While the authors provide robust evidence for the utility and sensitivity of their iPSC-derived heart-on-a-chip system, they underscore the need for further validation with candidate drugs and chemicals and the need to induce the additional maturation of iPSC-derived cardiomyocytes to further promote tissue maturation and change the intrinsic contractile properties of cardiac microtissues.

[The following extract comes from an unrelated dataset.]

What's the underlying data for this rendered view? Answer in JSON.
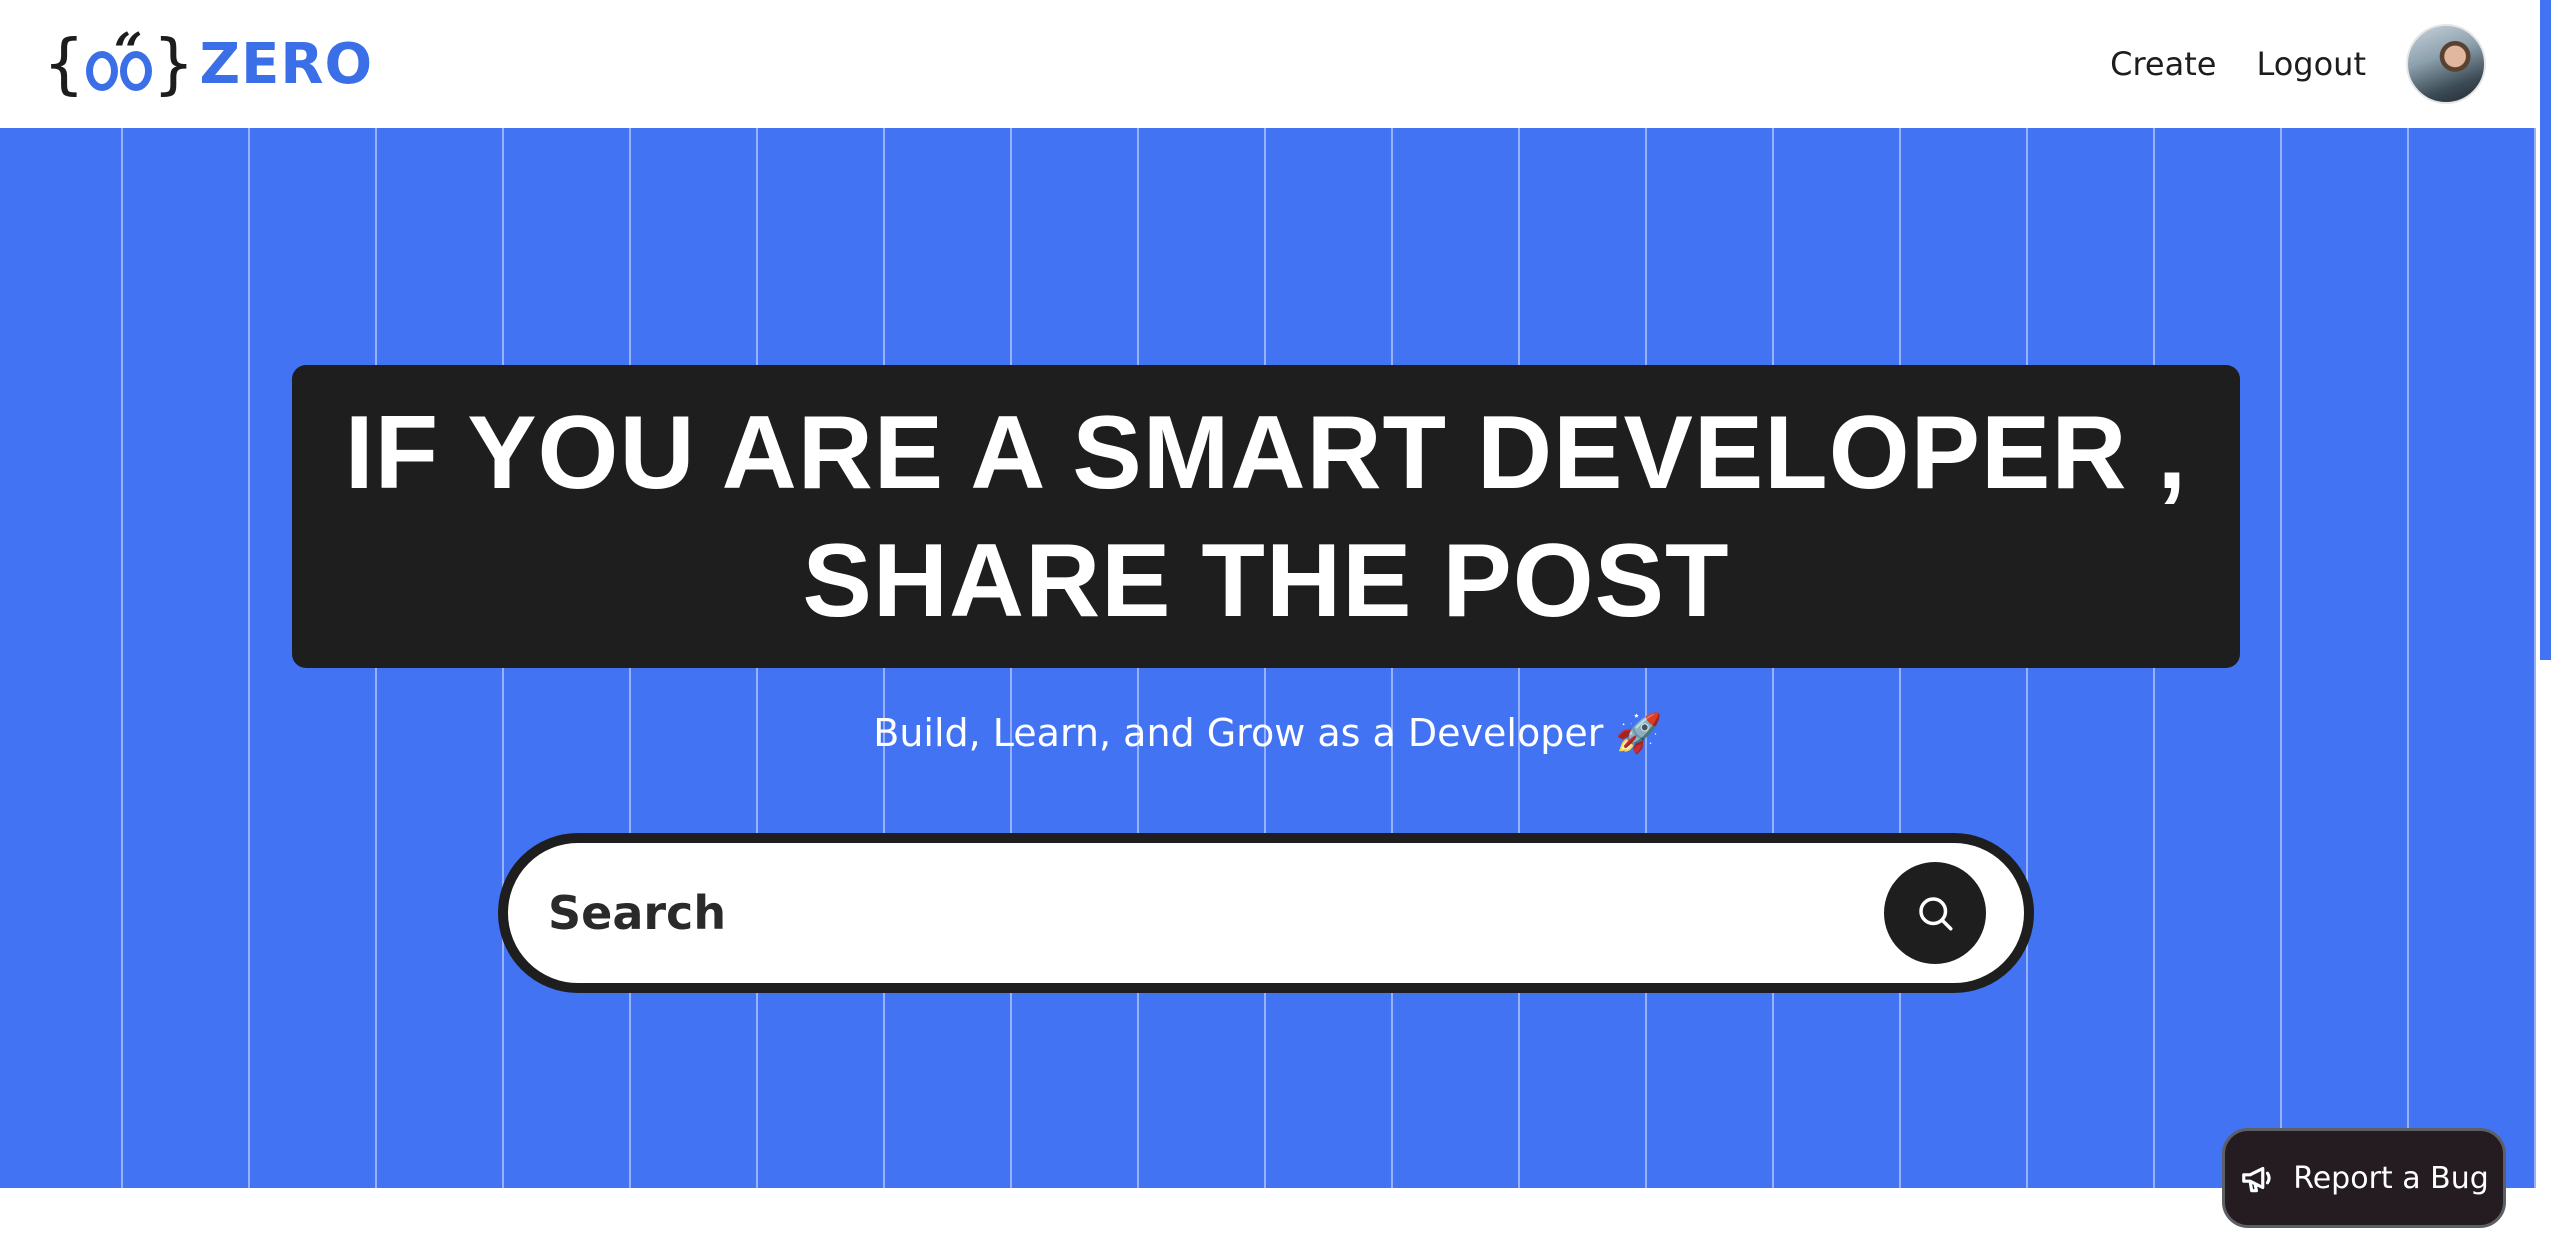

For more on the potential of iPSCs and organ-on-a-chip technology, stay tuned to the Stem Cells Portal!

References

  1. Kitaguchi T, Moriyama Y, Taniguchi T, et al., CSAHi study: Evaluation of multi-electrode array in combination with human iPS cell-derived cardiomyocytes to predict drug-induced QT prolongation and arrhythmia — Effects of 7 reference compounds at 10 facilities. Journal of Pharmacological and Toxicological Methods 2016;78:93-102.
  2. Kawatou M, Masumoto H, Fukushima H, et al., Modelling Torsade de Pointes arrhythmias in vitro in 3D human iPS cell-engineered heart tissue. Nature Communications 2017;8:1078.
  3. Abulaiti M, Yalikun Y, Murata K, et al., Establishment of a heart-on-a-chip microdevice based on human iPS cells for the evaluation of human heart tissue function. Scientific Reports 2020;10:19201.
  4. Masumoto H, Ikuno T, Takeda M, et al., Human iPS cell-engineered cardiac tissue sheets with cardiomyocytes and vascular cells for cardiac regeneration. Scientific Reports 2014;4:6716.
  5. Masumoto H, Nakane T, Tinney JP, et al., The myocardial regenerative potential of three-dimensional engineered cardiac tissues composed of multiple human iPS cell-derived cardiovascular cell lineages. Scientific Reports 2016;6:29933.
  6. Nakane T, Masumoto H, Tinney JP, et al., Impact of Cell Composition and Geometry on Human Induced Pluripotent Stem Cells-Derived Engineered Cardiac Tissue. Scientific Reports 2017;7:45641.
  7. Tanaka Y, Morishima K, Shimizu T, et al., An actuated pump on-chip powered by cultured cardiomyocytes. Lab on a Chip 2006;6:362-368.
  8. Endoh M, Force–frequency relationship in intact mammalian ventricular myocardium: physiological and pathophysiological relevance. European Journal of Pharmacology 2004;500:73-86.
  9. Sala L, van Meer Berend J, Tertoolen Leon GJ, et al., MUSCLEMOTION - A Versatile Open Software Tool to Quantify Cardiomyocyte and Cardiac Muscle Contraction In Vitro and In Vivo. Circulation Research 2018;122:e5-e16.